The Inventiveness of Procrastination.  A computer malfunction means that all my thoughts, those that I recorded at the time, are lost. Now I have the memory of those records of my thoughts. And photographs and drawings of course. Here I will note them down for you:

Outward. My departure from the city is honoured by the appearance of deer playing in the Clyde estuary; a stag, hidden in the woods; waterfalls; gorges. I’m still on the train. I didn’t have time for breakfast or to withdraw cash. Not enough signal to use the wireless card machine on the snack trolley. Reading about post-war art movements, my stomach complains: ZERO ZERO ZERO.

The boat (after some soup). Heinz Mack’s theories of constant motion are further undermined.
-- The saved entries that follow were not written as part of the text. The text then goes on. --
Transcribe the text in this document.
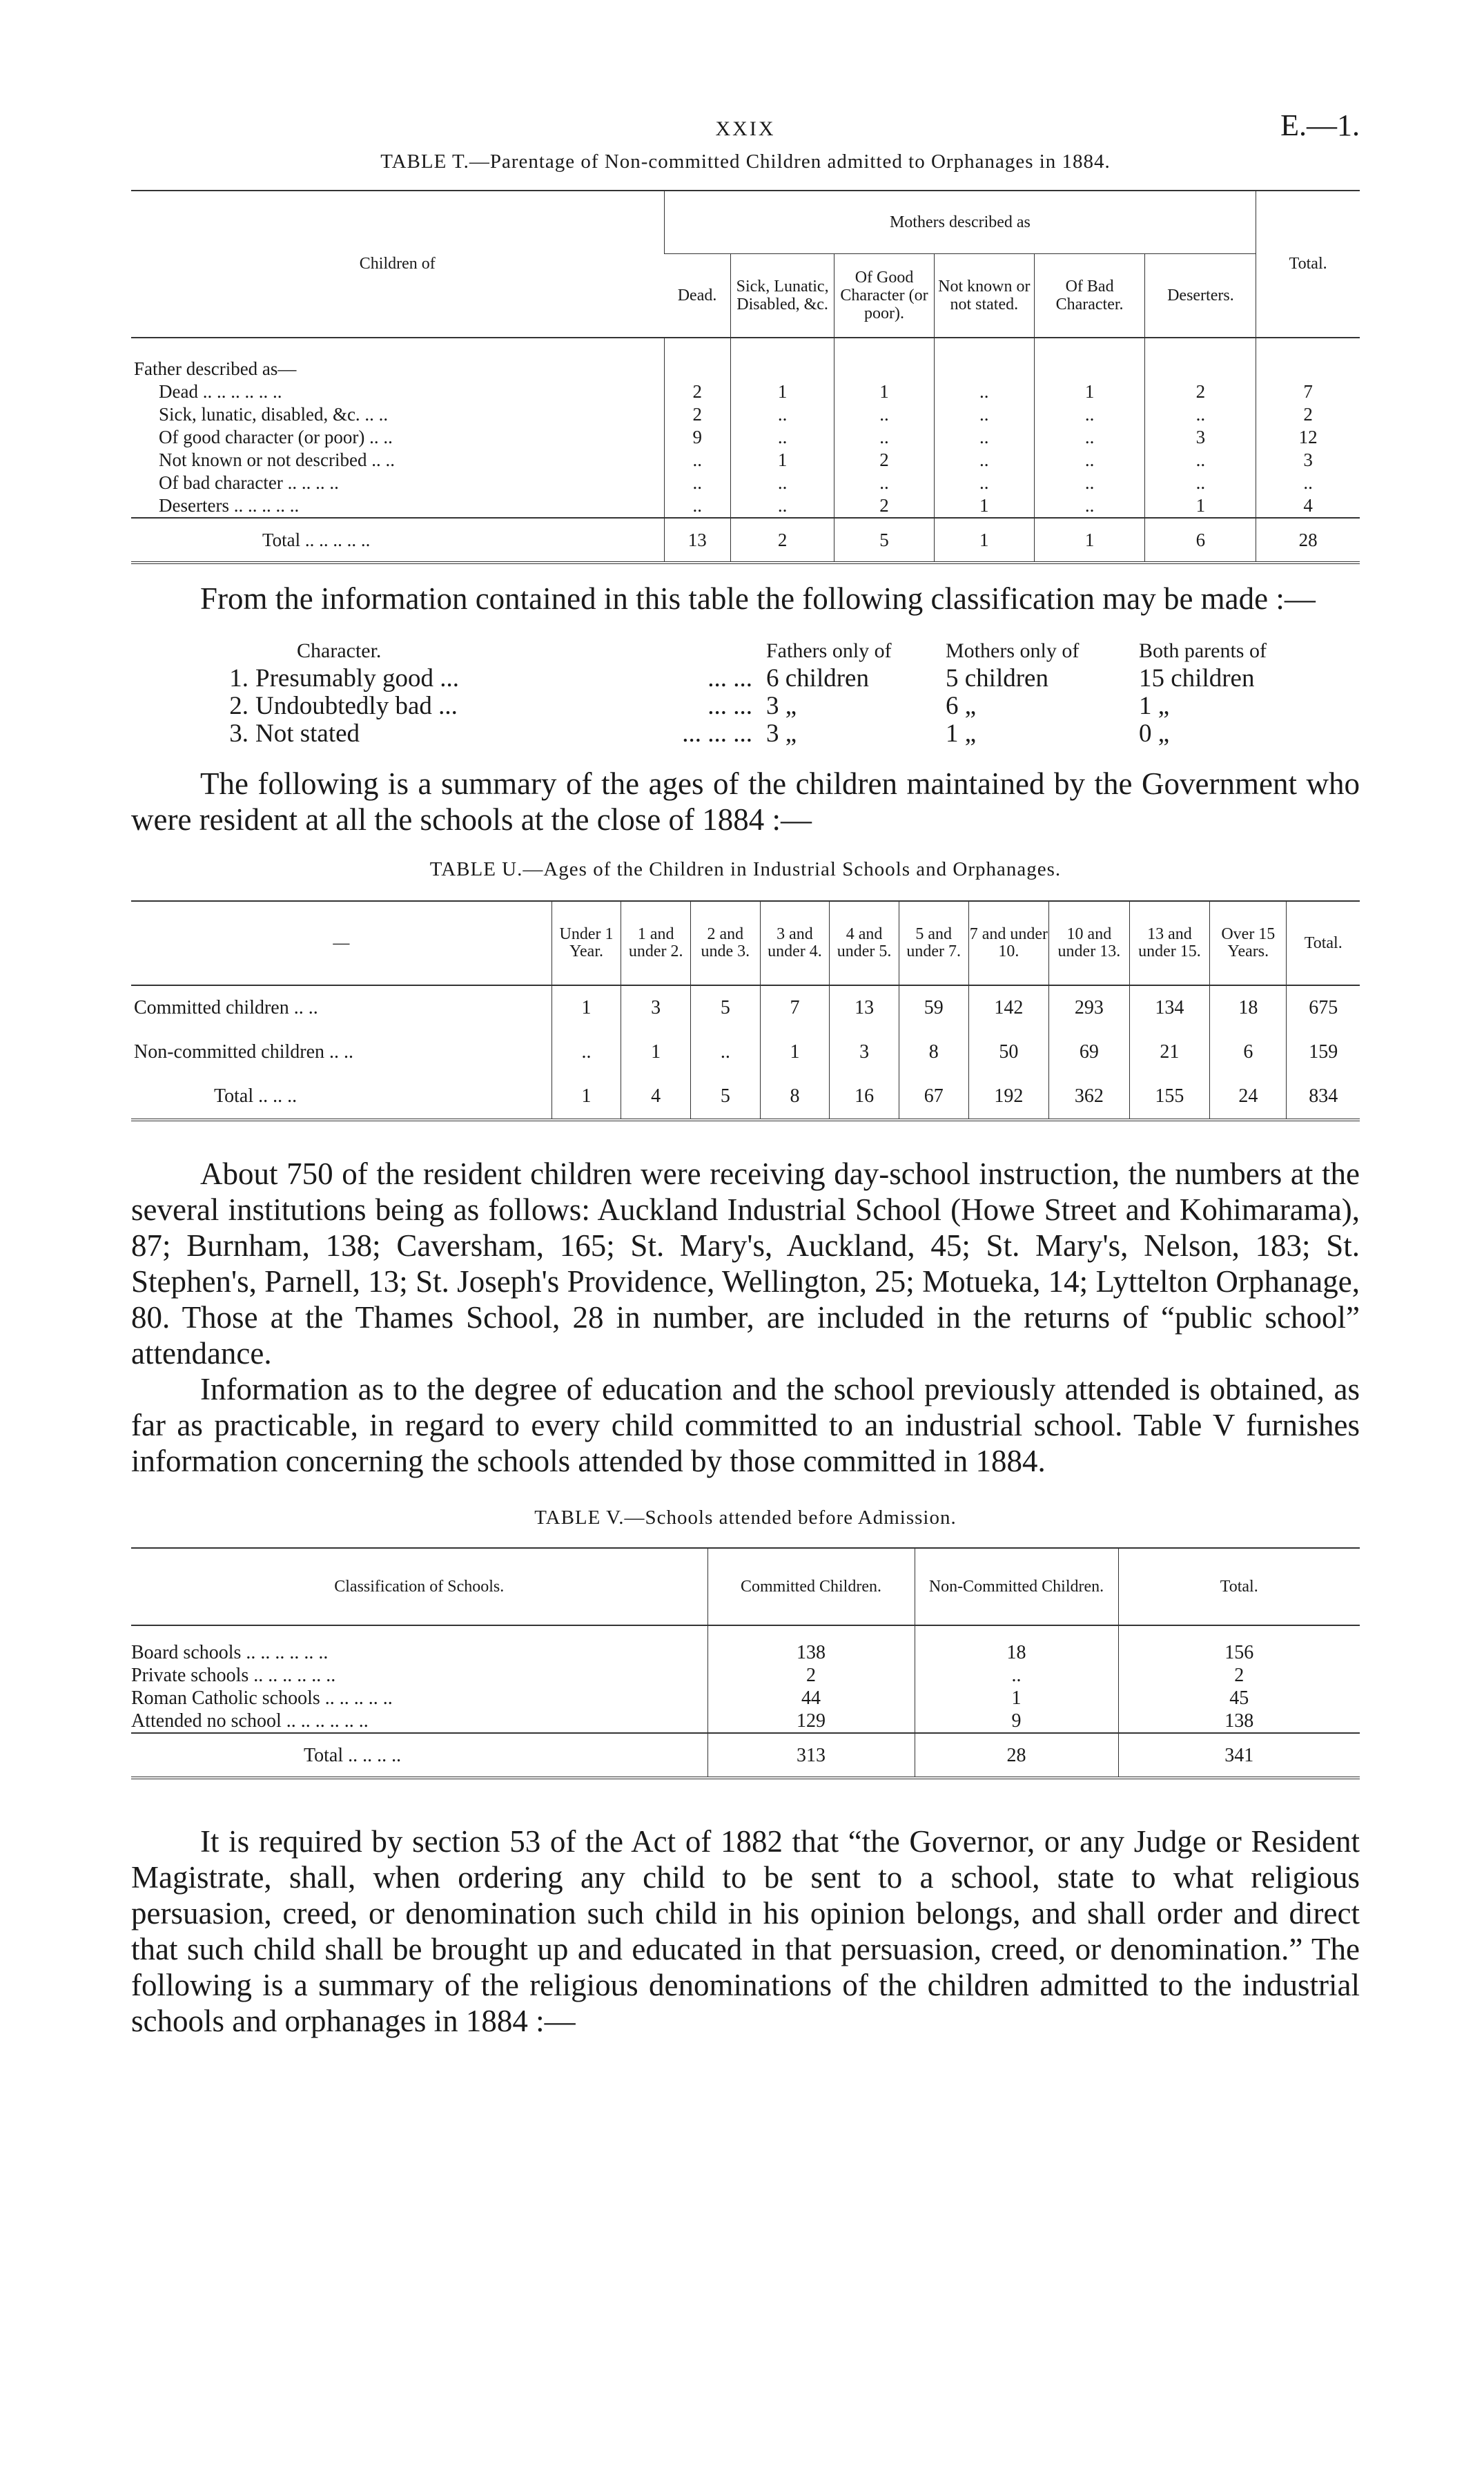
XXIX	E.—1.

TABLE T.—Parentage of Non-committed Children admitted to Orphanages in 1884.

Children of	Mothers described as						Total.
	Dead.	Sick, Lunatic, Disabled, &c.	Of Good Character (or poor).	Not known or not stated.	Of Bad Character.	Deserters.	
Father described as—							
Dead .. .. .. .. .. ..	2	1	1	..	1	2	7
Sick, lunatic, disabled, &c. .. ..	2	..	..	..	..	..	2
Of good character (or poor) .. ..	9	..	..	..	..	3	12
Not known or not described .. ..	..	1	2	..	..	..	3
Of bad character .. .. .. ..	..	..	..	..	..	..	..
Deserters .. .. .. .. ..	..	..	2	1	..	1	4
Total .. .. .. .. ..	13	2	5	1	1	6	28

From the information contained in this table the following classification may be made :—

	Character.		Fathers only of	Mothers only of	Both parents of
1.	Presumably good ...	... ...	6 children	5 children	15 children
2.	Undoubtedly bad ...	... ...	3 „	6 „	1 „
3.	Not stated	... ... ...	3 „	1 „	0 „

The following is a summary of the ages of the children maintained by the Government who were resident at all the schools at the close of 1884 :—

TABLE U.—Ages of the Children in Industrial Schools and Orphanages.

—	Under 1 Year.	1 and under 2.	2 and unde 3.	3 and under 4.	4 and under 5.	5 and under 7.	7 and under 10.	10 and under 13.	13 and under 15.	Over 15 Years.	Total.
Committed children .. ..	1	3	5	7	13	59	142	293	134	18	675
Non-committed children .. ..	..	1	..	1	3	8	50	69	21	6	159
Total .. .. ..	1	4	5	8	16	67	192	362	155	24	834

About 750 of the resident children were receiving day-school instruction, the numbers at the several institutions being as follows: Auckland Industrial School (Howe Street and Kohimarama), 87; Burnham, 138; Caversham, 165; St. Mary's, Auckland, 45; St. Mary's, Nelson, 183; St. Stephen's, Parnell, 13; St. Joseph's Providence, Wellington, 25; Motueka, 14; Lyttelton Orphanage, 80. Those at the Thames School, 28 in number, are included in the returns of “public school” attendance.

Information as to the degree of education and the school previously attended is obtained, as far as practicable, in regard to every child committed to an industrial school. Table V furnishes information concerning the schools attended by those committed in 1884.

TABLE V.—Schools attended before Admission.

Classification of Schools.	Committed Children.	Non-Committed Children.	Total.
Board schools .. .. .. .. .. ..	138	18	156
Private schools .. .. .. .. .. ..	2	..	2
Roman Catholic schools .. .. .. .. ..	44	1	45
Attended no school .. .. .. .. .. ..	129	9	138
Total .. .. .. ..	313	28	341

It is required by section 53 of the Act of 1882 that “the Governor, or any Judge or Resident Magistrate, shall, when ordering any child to be sent to a school, state to what religious persuasion, creed, or denomination such child in his opinion belongs, and shall order and direct that such child shall be brought up and educated in that persuasion, creed, or denomination.” The following is a summary of the religious denominations of the children admitted to the industrial schools and orphanages in 1884 :—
Cloudy arrival. Eddie in a Land Rover, first sight of the bothy over the ferns.

So, after the initial excitement of arriving, solo: no dog, no child, I sit at the window, drawing feverishly, like I have to prove the value of solitude. I forgot my ruler, I search the bothy for edges: a knife, a spatula, a trivet. The drawings are not very good.

I leave my work out in the rain. Morning. The colours do not wash off.

Clouds lift. Sunshine. A visit to the singing sands, cow sentries along the cliff top. Rock forms and waterfalls, the sands stay silent.

So, I plough into my books, which I should have already read, and the text I should have already written. I distract myself by finding more edges to draw.

The inventiveness of procrastination sees me dancing to the sunset. Light shows to rival the largest stadiums. Beams strobing across the sea.

I rarely photograph sunsets.

Third day in, I only leave the cabin to relieve myself, I am trying to write.

Next day, I walk on the beach, discover skeletons and re-write everything, scrawling in a notebook, whilst perched uncomfortably on a boulder.

It does not look like Scotland in September.

I walk an hour and a half to find internet and send the writing away. An hour and a half to return to my solitude.

The following days, I carve up the map of the island, selecting one area to explore. I collect the same objects that all visitors collect, shells, sea-worn rocks, bones and plants.

As the sun sets, the lamp gives me a fixed shadow to work by. I draw around the outlines of my collection, cheating, repeating, shading, making it up.

Denied access to Massacre Cave, I meet a family who have just moved to Eigg, they take me to Cathedral Cave, switching prospective fear for awe. As I attempt to return, I lose the path momentarily and discover a massacre. A lamb. I collect the bones, some weathered, some pink.

There are no batteries in my camera.

I make a new friend. And break a couple of rules.